Thoughts and prayers being sent for Robin and Caitlyn. What a sad situation. May they find peace and comfort knowing Dan has no more pain.
 
That is so sad. I don't even know what to say. My prayers are with them. :(
 
Very sad situation for all those involved. Heartfelt sympathy and prayers to all.
 

That is so sad! Robin I'm so sorry and you and Caitlyn are in my thoughts and prayers. Again I am so sorry. {{{{HUGS}}}
 
I am very sorry. May they find comfort in their wonderful memories of Dan and know that he is at peace. {{HUGS}}
 
It took my breath away when I read that Dan had terminal cancer. This is so sad. It sounds like he was so good for Robin & Caitlyn. I will remember all of them in my prayers.
 
This just breaks my heart....I met Dan at the same DIS meet here two years ago in Dallas that Lisa and Dan M mentioned, he was indeed very quiet, but such a sweet man. I've seen Robin a couple of times since then and Dan was so good for her. They've been through so much together, this just kills my soul for her and Caitlyn. God be with them both and receive Dan with open arms. I'm so deeply sorry, Robin. :( :( :(
 
I am so sorry. :( My deepest sympathies to Robin and Caitlyn. My thoughts & prayers are with them. {{{hugs}}}
 
How incredibly sad :( :( I am sorry, Robin and Caitlyn. My thoughts and prayers are with you ......
 
Thank You for everyones support, prayers, and pixie dust!!

I thought I could prepare myself for it, but truthfully can not begin to expain the devastation I am feeling. I was expecting Dan to die of natural causes, he decided that he simply could not stand the pain any longer. Caitlyn was told that Dan Daddy was on his way to heaven and doesn't hurt anymore, she has wept on and off and is trying to be surprisingly strong. I am trying not to cry in front of her but it is becoming too hard to handle.

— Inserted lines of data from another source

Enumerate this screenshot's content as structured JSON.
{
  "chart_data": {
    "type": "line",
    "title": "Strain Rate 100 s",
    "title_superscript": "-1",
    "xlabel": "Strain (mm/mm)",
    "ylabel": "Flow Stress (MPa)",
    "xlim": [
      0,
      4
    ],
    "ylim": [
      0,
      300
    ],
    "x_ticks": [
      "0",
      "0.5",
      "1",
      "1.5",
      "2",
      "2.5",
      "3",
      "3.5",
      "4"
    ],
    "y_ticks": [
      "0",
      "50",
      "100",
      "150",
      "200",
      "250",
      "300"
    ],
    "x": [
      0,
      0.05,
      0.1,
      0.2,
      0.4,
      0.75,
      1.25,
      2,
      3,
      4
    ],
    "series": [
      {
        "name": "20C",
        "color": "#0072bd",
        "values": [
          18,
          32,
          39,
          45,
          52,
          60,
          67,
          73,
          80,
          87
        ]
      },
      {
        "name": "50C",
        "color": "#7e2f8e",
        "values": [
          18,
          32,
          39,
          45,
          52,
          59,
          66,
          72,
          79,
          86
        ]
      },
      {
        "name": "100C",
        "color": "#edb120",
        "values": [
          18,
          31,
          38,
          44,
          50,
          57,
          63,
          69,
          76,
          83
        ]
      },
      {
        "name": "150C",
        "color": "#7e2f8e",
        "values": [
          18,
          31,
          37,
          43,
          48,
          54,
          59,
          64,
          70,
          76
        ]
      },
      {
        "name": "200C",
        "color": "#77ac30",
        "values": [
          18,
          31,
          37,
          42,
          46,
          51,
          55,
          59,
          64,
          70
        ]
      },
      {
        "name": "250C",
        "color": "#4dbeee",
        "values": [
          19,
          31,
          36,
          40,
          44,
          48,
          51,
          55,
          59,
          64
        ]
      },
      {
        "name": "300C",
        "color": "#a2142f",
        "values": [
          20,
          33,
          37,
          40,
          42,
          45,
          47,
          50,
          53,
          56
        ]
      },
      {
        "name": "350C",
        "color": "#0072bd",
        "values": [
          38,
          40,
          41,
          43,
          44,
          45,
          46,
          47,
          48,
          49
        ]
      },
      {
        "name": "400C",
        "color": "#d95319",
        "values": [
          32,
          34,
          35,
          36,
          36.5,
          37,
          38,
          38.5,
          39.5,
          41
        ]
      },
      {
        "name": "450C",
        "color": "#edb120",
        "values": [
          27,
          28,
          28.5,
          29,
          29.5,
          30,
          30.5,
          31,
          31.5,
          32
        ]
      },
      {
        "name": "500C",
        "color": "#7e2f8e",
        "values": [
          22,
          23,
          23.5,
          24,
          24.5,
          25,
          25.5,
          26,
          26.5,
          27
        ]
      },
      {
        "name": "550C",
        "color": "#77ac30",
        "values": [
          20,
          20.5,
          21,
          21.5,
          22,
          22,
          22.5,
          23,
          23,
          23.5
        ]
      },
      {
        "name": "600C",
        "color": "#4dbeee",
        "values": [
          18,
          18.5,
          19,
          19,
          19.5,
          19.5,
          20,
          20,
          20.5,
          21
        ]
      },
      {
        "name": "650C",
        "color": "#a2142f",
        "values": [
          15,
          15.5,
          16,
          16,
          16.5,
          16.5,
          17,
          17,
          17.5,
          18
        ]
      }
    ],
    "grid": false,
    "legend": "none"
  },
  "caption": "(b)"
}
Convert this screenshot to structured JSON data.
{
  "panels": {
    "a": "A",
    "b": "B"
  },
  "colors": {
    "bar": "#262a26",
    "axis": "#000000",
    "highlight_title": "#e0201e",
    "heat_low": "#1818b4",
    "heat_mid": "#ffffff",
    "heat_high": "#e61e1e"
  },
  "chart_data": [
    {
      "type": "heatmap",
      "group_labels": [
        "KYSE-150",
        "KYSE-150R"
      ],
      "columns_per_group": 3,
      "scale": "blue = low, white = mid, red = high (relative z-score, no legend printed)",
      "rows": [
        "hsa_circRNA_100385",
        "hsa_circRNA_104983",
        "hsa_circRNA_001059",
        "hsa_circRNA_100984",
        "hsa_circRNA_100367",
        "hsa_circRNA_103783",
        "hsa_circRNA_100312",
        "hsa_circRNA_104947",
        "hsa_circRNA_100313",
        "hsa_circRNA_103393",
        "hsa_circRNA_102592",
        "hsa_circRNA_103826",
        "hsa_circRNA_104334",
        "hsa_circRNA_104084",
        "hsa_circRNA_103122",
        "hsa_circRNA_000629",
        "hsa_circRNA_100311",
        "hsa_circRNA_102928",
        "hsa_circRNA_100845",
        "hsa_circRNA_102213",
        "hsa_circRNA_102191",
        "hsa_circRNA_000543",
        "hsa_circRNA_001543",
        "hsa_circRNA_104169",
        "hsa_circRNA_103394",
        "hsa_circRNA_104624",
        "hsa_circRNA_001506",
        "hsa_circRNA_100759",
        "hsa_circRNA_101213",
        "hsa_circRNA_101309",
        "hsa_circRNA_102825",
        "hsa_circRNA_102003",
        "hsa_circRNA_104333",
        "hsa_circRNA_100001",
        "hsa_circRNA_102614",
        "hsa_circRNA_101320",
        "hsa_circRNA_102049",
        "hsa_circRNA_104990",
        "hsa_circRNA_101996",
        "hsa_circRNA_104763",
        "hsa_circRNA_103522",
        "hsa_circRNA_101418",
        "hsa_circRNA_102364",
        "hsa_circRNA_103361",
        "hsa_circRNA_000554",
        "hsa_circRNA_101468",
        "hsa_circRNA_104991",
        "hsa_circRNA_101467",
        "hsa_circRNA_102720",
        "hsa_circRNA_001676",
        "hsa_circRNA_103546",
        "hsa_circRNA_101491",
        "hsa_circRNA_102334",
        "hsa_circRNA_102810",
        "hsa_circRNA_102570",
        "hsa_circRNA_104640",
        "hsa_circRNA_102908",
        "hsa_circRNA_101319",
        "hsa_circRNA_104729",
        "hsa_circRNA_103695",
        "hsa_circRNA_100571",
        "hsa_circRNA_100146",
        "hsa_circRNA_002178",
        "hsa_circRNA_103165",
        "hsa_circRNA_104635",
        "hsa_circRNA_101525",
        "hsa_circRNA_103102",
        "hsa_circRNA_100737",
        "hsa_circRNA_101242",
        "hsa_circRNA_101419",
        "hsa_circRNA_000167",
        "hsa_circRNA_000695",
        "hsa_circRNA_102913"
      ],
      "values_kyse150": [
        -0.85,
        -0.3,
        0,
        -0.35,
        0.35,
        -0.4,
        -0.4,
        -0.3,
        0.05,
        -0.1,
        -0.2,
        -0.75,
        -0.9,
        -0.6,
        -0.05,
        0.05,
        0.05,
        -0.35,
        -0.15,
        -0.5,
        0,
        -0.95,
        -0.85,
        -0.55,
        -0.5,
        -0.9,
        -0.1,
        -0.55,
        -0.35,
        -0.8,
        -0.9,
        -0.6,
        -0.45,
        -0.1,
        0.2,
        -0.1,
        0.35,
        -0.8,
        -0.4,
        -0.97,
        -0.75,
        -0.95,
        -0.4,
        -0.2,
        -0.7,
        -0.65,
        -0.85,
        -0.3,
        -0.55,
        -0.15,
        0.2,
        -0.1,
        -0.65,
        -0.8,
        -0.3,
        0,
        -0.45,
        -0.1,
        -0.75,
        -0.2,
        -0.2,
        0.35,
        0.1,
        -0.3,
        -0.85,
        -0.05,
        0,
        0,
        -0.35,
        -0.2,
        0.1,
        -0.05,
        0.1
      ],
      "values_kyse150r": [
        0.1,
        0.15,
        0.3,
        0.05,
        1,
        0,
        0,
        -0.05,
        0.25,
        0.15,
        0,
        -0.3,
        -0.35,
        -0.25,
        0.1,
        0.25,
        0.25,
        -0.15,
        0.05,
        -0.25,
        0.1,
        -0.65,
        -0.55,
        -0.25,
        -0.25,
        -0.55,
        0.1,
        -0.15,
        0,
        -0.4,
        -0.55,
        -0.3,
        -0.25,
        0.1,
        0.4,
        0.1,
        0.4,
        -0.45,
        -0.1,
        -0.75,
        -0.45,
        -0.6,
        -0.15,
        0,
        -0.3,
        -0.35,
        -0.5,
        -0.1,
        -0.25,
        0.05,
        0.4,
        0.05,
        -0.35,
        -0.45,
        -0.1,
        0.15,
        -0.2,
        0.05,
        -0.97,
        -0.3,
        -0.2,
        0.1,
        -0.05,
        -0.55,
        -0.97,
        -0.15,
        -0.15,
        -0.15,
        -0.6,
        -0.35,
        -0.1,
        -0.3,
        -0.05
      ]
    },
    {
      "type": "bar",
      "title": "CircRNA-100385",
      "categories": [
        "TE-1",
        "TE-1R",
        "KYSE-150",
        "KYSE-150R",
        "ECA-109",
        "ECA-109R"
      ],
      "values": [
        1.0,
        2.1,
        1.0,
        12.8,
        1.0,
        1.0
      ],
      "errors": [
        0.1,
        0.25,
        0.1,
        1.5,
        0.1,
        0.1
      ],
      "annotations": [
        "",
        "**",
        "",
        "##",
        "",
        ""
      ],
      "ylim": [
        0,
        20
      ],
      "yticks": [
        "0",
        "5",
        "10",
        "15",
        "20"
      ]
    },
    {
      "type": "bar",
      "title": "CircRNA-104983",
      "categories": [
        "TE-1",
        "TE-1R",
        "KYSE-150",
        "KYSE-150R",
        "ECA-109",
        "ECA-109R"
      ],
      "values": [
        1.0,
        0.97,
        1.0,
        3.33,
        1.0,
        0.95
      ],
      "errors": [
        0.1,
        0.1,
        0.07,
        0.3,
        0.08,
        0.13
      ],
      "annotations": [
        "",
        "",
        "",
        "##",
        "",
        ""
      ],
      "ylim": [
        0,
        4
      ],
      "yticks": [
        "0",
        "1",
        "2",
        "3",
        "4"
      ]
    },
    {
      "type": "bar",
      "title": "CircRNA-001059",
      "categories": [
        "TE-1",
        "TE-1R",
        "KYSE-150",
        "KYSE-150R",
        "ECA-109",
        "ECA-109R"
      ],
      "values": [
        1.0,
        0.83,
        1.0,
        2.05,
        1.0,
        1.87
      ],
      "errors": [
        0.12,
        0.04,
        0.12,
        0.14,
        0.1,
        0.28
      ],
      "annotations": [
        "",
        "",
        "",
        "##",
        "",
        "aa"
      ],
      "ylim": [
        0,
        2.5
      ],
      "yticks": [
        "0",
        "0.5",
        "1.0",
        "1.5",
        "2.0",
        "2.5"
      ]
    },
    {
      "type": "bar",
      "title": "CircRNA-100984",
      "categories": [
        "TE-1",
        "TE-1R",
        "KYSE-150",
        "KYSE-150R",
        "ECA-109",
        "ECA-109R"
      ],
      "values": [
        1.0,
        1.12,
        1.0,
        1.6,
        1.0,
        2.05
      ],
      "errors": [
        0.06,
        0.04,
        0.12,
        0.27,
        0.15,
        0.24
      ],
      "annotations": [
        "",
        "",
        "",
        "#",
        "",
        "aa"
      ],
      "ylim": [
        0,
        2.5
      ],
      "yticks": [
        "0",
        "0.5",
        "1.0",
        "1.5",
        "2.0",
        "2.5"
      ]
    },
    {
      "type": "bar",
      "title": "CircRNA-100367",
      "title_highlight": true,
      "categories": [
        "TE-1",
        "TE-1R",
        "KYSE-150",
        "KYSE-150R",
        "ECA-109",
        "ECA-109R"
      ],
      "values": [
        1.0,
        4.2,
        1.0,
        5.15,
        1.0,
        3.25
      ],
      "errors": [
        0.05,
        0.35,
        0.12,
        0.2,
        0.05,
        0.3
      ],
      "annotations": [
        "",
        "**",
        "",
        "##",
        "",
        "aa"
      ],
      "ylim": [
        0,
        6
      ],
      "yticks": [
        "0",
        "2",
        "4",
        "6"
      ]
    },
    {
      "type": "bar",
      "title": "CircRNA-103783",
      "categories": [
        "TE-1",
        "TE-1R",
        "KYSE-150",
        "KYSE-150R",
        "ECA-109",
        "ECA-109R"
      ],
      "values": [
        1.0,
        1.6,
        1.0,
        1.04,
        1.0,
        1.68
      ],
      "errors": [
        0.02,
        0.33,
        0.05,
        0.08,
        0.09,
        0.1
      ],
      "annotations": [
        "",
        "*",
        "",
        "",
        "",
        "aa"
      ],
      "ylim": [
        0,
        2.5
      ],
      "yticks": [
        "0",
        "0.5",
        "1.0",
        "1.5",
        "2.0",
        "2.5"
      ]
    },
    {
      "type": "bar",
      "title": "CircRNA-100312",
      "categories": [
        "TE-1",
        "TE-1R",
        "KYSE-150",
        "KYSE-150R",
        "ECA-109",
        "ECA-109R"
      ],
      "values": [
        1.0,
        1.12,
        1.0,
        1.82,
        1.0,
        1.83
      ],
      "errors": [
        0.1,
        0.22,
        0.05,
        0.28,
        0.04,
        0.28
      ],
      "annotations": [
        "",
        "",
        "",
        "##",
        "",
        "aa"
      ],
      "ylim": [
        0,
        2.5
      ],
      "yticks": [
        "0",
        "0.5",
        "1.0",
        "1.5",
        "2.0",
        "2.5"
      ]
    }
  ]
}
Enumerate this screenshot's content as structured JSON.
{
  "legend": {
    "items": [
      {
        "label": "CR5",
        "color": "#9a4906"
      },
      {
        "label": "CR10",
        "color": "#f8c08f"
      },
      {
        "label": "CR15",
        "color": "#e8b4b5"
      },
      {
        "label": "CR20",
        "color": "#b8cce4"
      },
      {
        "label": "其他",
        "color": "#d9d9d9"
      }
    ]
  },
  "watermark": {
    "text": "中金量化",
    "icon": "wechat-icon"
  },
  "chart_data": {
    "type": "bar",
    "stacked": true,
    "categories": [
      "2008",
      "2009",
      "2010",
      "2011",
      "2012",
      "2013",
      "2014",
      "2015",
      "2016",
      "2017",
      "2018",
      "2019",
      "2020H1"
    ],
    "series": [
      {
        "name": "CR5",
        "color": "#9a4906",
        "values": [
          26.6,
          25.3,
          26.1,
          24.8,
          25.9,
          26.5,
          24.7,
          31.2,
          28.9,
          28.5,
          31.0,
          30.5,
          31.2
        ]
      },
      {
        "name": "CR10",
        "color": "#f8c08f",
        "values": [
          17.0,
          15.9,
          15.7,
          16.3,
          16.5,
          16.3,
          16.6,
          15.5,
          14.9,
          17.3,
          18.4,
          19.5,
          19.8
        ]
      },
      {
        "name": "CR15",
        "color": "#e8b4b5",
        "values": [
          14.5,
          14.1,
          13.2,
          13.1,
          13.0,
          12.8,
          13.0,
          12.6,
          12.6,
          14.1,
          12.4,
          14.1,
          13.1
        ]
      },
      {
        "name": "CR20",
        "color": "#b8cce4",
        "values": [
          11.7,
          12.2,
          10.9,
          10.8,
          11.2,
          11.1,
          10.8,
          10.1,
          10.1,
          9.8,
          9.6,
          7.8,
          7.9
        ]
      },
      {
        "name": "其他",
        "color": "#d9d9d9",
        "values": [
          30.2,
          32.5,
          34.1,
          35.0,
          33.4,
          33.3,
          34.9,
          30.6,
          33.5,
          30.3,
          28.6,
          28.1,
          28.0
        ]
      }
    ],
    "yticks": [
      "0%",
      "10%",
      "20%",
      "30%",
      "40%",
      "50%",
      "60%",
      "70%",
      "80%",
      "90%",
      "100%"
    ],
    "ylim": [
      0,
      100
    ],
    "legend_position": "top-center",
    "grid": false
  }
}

When my father passed away a few years ago Mom and I would think about him whenever we found a penny - usually the pennies would appear when we were feeling down and needed a little pick me up. Dan and I explained the idea behind the penny to Caitlyn and said that everytime she finds a penny that will mean that Dan Daddy is smiling down at us in heaven. Caitlyn seemed to find confort in thinking that in someway Dan could always reach her, she ran to her room and got her piggy bank to give to Dan... that way he would have lots and lots of pennies in heaven to use. Today after the medical examiner left with Dan's body Caitlyn and I went driving (I had no idea what I wanted to do or where we should go) Caitlyn wanted to stop and get something to drink. She found a penny on the way in to the gas station.. that was all she seemed to need. Caitlyn is at peace now knowing that Dan left her a penny. I wish I could be that easily calmed.

I am staying with Janette tonight, I don't think I would feel ok being anywhere... but at least here I don't have to explain the details over and over again. Caitlyn is staying with my Mom. I am trying to pull myself together so I can be strong for Caitlyn tomorrow.
 
:( That's so sad.:( Robin, you, Caitlyn and Dan are in my prayers.:( {{hugs}} I hope you and Caitlyn are doing ok. {{hugs}}

Janette, thank you for letting us know.:(
 
Robin-your "penny" story was so moving. My very deepest sympathies, thoughts and best wishes go out to you and your daughter.
 
My thoughts are with you Robin. You and Caitlyn will get through this tough time..... I know Dan will be sending you both many, many pennies from heaven.